Didampingi rombongan yang terdiri dari Dr. Hasan, Gus Yanto, dan Darmono, Budiman mengawali rangkaian ziarah dari makam Mbah Asy’ari yang merupakan ayahanda pendiri Nahdlatul Ulama (NU) KH Hasyim Asy’ari. Rombongan kemudian melanjutkan perjalanan intelektual dan spiritual tersebut ke kawasan Pesantren Tebuireng hingga berlanjut ke Pesantren Tambakberas.

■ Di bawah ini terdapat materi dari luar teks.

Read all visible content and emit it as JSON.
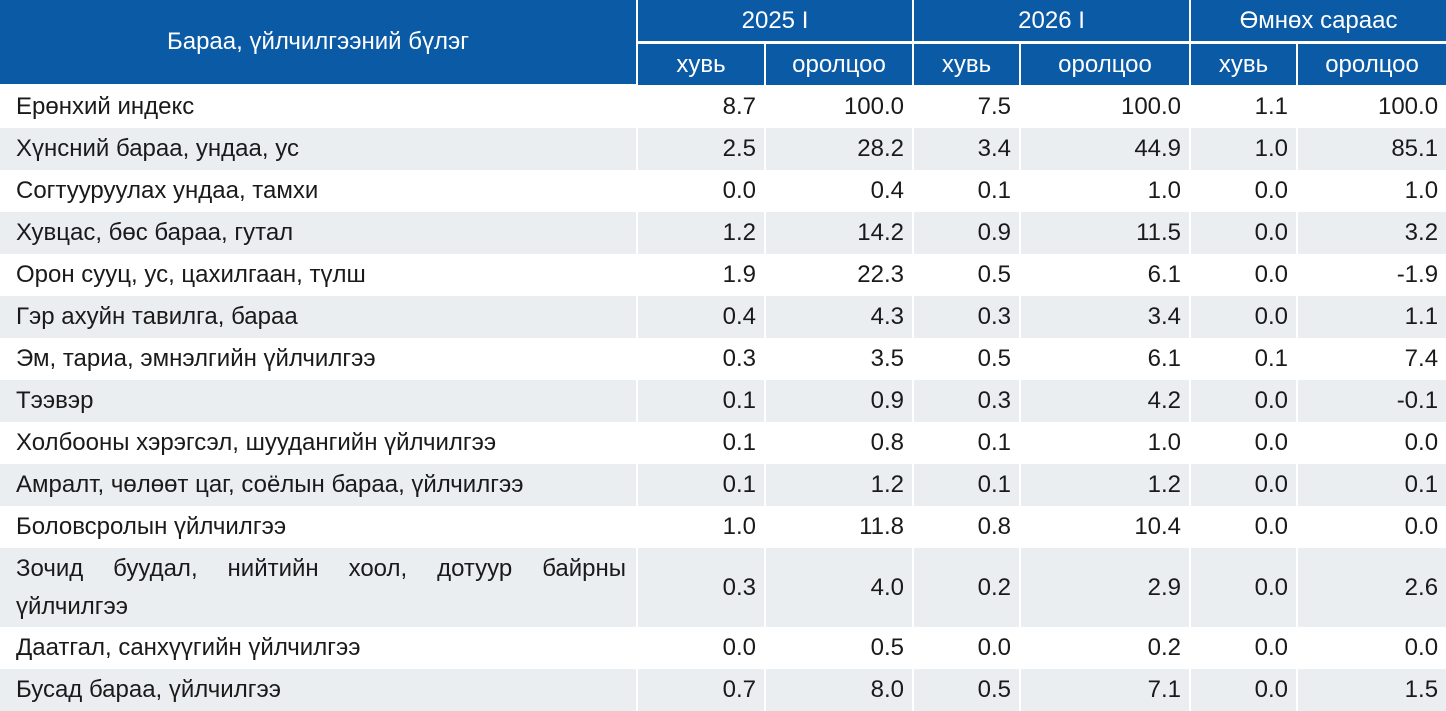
{
  "header": {
    "category": "Бараа, үйлчилгээний бүлэг",
    "groups": [
      "2025 I",
      "2026 I",
      "Өмнөх сараас"
    ],
    "subheaders": [
      "хувь",
      "оролцоо",
      "хувь",
      "оролцоо",
      "хувь",
      "оролцоо"
    ]
  },
  "colors": {
    "header_bg": "#0b5aa6",
    "stripe_bg": "#ebeef0"
  },
  "rows": [
    {
      "label": "Ерөнхий индекс",
      "values": [
        "8.7",
        "100.0",
        "7.5",
        "100.0",
        "1.1",
        "100.0"
      ]
    },
    {
      "label": "Хүнсний бараа, ундаа, ус",
      "values": [
        "2.5",
        "28.2",
        "3.4",
        "44.9",
        "1.0",
        "85.1"
      ]
    },
    {
      "label": "Согтууруулах ундаа, тамхи",
      "values": [
        "0.0",
        "0.4",
        "0.1",
        "1.0",
        "0.0",
        "1.0"
      ]
    },
    {
      "label": "Хувцас, бөс бараа, гутал",
      "values": [
        "1.2",
        "14.2",
        "0.9",
        "11.5",
        "0.0",
        "3.2"
      ]
    },
    {
      "label": "Орон сууц, ус, цахилгаан, түлш",
      "values": [
        "1.9",
        "22.3",
        "0.5",
        "6.1",
        "0.0",
        "-1.9"
      ]
    },
    {
      "label": "Гэр ахуйн тавилга, бараа",
      "values": [
        "0.4",
        "4.3",
        "0.3",
        "3.4",
        "0.0",
        "1.1"
      ]
    },
    {
      "label": "Эм, тариа, эмнэлгийн үйлчилгээ",
      "values": [
        "0.3",
        "3.5",
        "0.5",
        "6.1",
        "0.1",
        "7.4"
      ]
    },
    {
      "label": "Тээвэр",
      "values": [
        "0.1",
        "0.9",
        "0.3",
        "4.2",
        "0.0",
        "-0.1"
      ]
    },
    {
      "label": "Холбооны хэрэгсэл, шуудангийн үйлчилгээ",
      "values": [
        "0.1",
        "0.8",
        "0.1",
        "1.0",
        "0.0",
        "0.0"
      ]
    },
    {
      "label": "Амралт, чөлөөт цаг, соёлын бараа, үйлчилгээ",
      "values": [
        "0.1",
        "1.2",
        "0.1",
        "1.2",
        "0.0",
        "0.1"
      ]
    },
    {
      "label": "Боловсролын үйлчилгээ",
      "values": [
        "1.0",
        "11.8",
        "0.8",
        "10.4",
        "0.0",
        "0.0"
      ]
    },
    {
      "label": "Зочид буудал, нийтийн хоол, дотуур байрны үйлчилгээ",
      "values": [
        "0.3",
        "4.0",
        "0.2",
        "2.9",
        "0.0",
        "2.6"
      ]
    },
    {
      "label": "Даатгал, санхүүгийн үйлчилгээ",
      "values": [
        "0.0",
        "0.5",
        "0.0",
        "0.2",
        "0.0",
        "0.0"
      ]
    },
    {
      "label": "Бусад бараа, үйлчилгээ",
      "values": [
        "0.7",
        "8.0",
        "0.5",
        "7.1",
        "0.0",
        "1.5"
      ]
    }
  ]
}
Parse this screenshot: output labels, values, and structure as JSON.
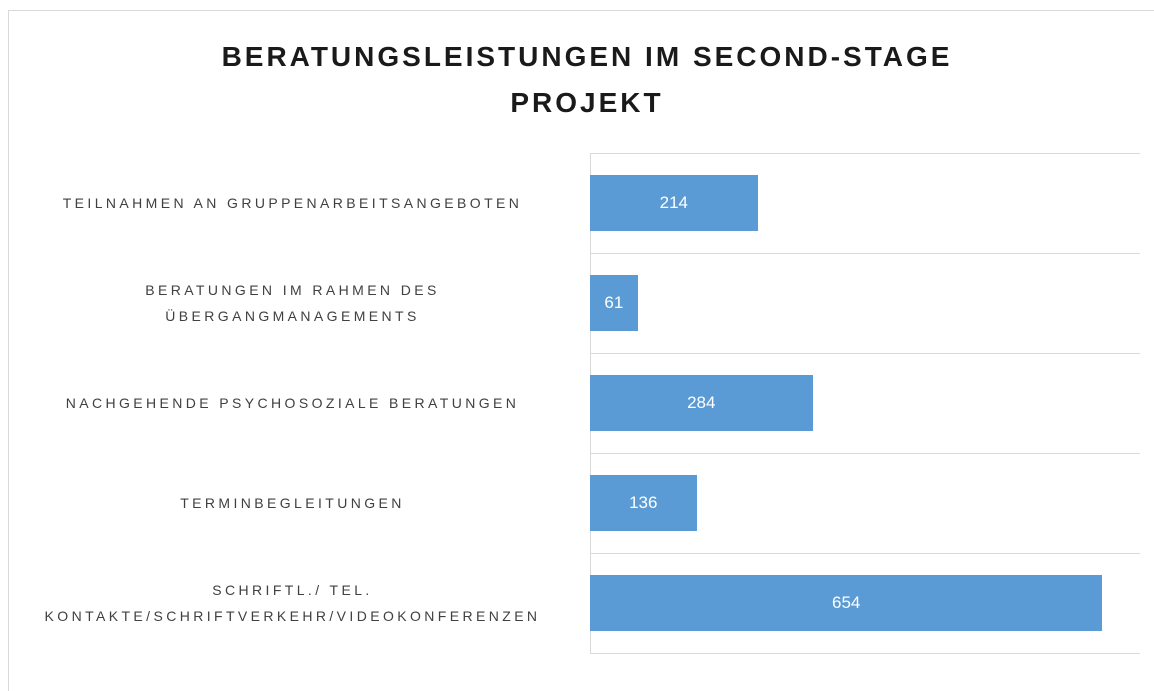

Rangkaian ziarah yang dilakoni mantan aktivis politik tersebut sarat akan makna historis dan epistemologis. Pergerakan rihlah yang dimulai dari makam Mbah Asy’ari berlanjut ke KH Hasyim Asy’ari, mengenang sosok KH Abdurrahman Wahid (Gus Dur), dan bermuara pada makam KH Abdul Wahab Chasbullah sebagai arsitek penting pendirian NU.

Bagi Budiman, agenda ziarah di Kota Santri ini bukan sekadar ritual spiritual tahunan biasa. Momen ini dipandangnya sebagai kesempatan berharga untuk membaca kembali bagaimana tradisi keilmuan pesantren bertransformasi menjadi kekuatan sosial-politik yang kokoh dalam menjaga keutuhan NKRI.

Penelusuran akar genealogis di makam Mbah Asy’ari menjadi pijakan awal yang sangat krusial dalam perjalanan tersebut. Sebagai ayahanda KH Hasyim Asy’ari, Mbah Asy’ari memegang peranan penting dalam mata rantai genealogis keilmuan yang membedah akar tradisi intelektual ulama-ulama besar di Tanah Air.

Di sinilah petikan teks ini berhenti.